Los tarascos también parecen haber tomado divinidades locales anteriores y haberlas metamorfoseado o combinado con dioses tarascos totalmente originales. Además, los dioses de las tribus conquistadas solían incorporarse al panteón oficial tarasco. Kurikaweri era adorado quemando leña y ofreciendo sacrificios humanos y sangrías, y se construyeron pirámides en honor de los dioses tarascos, cinco en Tzintzúntzan y cinco en Ihuátzio. Una característica peculiar de la religión tarasca era la ausencia de dioses mesoamericanos tan comunes como un dios de la lluvia (Tláloc) y un dios serpiente emplumada (Quetzalcóatl). Los tarascos tampoco utilizaban el calendario de 260 días, pero sí empleaban el año solar de 18 meses con meses de 20 días.
Arte y arquitectura
Una característica única de la arquitectura tarasca del Posclásico tardío son las estructuras monumentales que combinan pirámides escalonadas rectangulares y circulares conocidas como yácatas. Tienen forma de ojo de cerradura, pero también había pirámides rectangulares regulares. En Tzintzúntzan, cinco de estas estructuras descansan sobre una enorme plataforma de 440 m de longitud. Originalmente, las yácatas estaban revestidas con losas de piedra volcánica ajustadas entre sí, y las excavaciones realizadas en su interior han revelado tumbas ricas en artefactos. Delante de la yácata se colocaban esculturas para recibir ofrendas de sacrificio (chacmools), como en muchas otras culturas mesoamericanas. En Ihuátzio también hay un ejemplo de cancha para el juego de pelota mesoamericano.

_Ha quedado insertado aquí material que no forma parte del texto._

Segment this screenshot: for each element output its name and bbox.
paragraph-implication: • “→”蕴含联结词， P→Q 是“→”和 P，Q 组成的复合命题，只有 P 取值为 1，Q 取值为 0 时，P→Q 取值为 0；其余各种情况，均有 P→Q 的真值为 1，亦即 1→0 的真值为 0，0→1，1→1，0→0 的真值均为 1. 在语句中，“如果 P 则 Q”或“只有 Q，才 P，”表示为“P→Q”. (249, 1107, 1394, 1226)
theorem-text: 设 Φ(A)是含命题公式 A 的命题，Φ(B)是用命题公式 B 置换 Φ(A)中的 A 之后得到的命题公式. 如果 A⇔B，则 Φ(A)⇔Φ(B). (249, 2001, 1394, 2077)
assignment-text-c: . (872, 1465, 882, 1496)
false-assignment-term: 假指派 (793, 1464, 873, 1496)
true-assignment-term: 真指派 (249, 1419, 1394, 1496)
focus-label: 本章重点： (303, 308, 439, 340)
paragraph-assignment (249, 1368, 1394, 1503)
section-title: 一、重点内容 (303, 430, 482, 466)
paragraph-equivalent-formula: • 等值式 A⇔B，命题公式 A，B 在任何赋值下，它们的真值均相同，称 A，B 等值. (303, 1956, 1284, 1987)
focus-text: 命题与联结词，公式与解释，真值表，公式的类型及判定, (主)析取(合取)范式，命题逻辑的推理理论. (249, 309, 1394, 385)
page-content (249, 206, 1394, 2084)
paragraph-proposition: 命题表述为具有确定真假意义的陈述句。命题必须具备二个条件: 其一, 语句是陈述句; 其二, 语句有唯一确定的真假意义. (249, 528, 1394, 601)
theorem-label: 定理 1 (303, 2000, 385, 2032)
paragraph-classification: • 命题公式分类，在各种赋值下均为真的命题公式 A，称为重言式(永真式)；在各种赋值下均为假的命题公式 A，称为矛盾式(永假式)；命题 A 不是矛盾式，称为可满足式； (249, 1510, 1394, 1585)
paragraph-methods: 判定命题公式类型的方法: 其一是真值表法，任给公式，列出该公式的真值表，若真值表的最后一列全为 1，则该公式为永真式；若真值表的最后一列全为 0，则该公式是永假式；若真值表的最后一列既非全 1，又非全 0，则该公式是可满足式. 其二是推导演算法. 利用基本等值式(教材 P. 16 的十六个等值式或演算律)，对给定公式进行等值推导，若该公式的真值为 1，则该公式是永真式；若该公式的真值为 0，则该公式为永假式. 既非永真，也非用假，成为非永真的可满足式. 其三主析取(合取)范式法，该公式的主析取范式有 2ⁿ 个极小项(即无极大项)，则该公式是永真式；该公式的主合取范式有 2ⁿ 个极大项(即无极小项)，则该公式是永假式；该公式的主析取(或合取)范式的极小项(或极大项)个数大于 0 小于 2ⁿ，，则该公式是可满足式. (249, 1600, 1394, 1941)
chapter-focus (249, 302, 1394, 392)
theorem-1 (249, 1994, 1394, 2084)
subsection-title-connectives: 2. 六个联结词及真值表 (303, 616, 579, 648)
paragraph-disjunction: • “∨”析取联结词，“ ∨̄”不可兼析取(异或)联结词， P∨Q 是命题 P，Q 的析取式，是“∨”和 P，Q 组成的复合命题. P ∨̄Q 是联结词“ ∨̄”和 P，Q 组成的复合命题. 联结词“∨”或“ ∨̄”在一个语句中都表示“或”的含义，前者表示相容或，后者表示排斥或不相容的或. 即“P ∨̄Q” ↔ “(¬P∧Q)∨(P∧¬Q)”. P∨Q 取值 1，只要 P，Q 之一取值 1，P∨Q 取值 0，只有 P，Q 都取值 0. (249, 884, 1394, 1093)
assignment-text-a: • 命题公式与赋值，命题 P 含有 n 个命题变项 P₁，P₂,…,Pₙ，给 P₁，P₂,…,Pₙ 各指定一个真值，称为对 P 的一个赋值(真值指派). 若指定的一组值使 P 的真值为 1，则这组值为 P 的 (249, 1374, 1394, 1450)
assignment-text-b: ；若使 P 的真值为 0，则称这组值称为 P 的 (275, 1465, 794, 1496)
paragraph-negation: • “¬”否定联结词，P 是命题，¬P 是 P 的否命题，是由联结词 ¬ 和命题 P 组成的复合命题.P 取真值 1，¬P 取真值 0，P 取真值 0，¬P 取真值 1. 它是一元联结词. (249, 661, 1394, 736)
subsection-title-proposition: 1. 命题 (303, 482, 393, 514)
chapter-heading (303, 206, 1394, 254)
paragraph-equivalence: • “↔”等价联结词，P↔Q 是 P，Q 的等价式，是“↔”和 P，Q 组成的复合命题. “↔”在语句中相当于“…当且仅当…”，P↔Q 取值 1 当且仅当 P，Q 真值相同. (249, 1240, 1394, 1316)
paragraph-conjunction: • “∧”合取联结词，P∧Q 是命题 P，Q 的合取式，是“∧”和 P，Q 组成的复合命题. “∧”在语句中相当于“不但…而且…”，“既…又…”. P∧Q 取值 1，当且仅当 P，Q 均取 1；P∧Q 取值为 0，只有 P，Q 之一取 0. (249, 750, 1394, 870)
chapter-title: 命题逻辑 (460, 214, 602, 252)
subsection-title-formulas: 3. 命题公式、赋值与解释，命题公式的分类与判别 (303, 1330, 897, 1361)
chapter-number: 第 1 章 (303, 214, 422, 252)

La cerámica tarasca también era característica, con sus jarras de pico con asas en forma de espolón (que a veces adoptaban la forma de animales y plantas), cuencos trípodes, vasijas en miniatura y pipas con largos tallos, todas muy decoradas. Los tarascos también eran muy hábiles en el trabajo de los metales, especialmente la plata y el oro. Además, eran expertos trabajadores de la obsidiana, sobre todo en joyería de orejeras y perforaciones, que recubrían con láminas de oro e incrustaciones de turquesa.
La amenaza azteca
Los imperios en expansión de los tarascos y sus vecinos del sur y el oeste, los aztecas, terminaron compitiendo directamente por el territorio y los recursos. De hecho, en cierto sentido, estas dos grandes potencias mesoamericanas se contrarrestaban mutuamente. Los tarascos, quizá mediante subterfugios y sabotajes, obligaron a los aztecas a acercarse a menos de 80 km de Tenochtitlan (actual Ciudad de México) en la década de 1470, lo que condujo a un acuerdo sobre una frontera norte-sur entre los ríos Lerma y Balsas, protegida por fortificaciones situadas estratégicamente para controlar los vulnerables valles. Una vez asegurada esta frontera, los tarascos prosiguieron su política de expansión hacia otros lugares. La mejor fuente arqueológica del poderío e innovación militar tarasca es la fortaleza de Acámbaro. Fortalezas como esta, las estrategias militares que emplearon y el uso de armas de metal ayudan a explicar cómo el estado tarasco consiguió permanecer invicto ante el poderoso imperio azteca.
A pesar de las hostilidades entre ambas civilizaciones, existen indicios de intercambios comerciales entre ellas, especialmente en puntos estratégicos como la ciudad comercial fronteriza de Taximoroa, pero también a través de tribus locales que actuaban como intermediarios en las zonas fronterizas "tampón". Sin embargo, el registro arqueológico del intercambio cultural en términos de estilos artísticos se limita a un puñado de vasijas de cerámica encontradas en el territorio del respectivo socio comercial.
Cuando los españoles llegaron a Michoacán en 1522, los tarascos, que anteriormente habían ignorado la petición de ayuda de los aztecas, llegaron a un acuerdo relativamente pacífico con los nuevos amos de Mesoamérica y se convirtieron en un mero estado vasallo.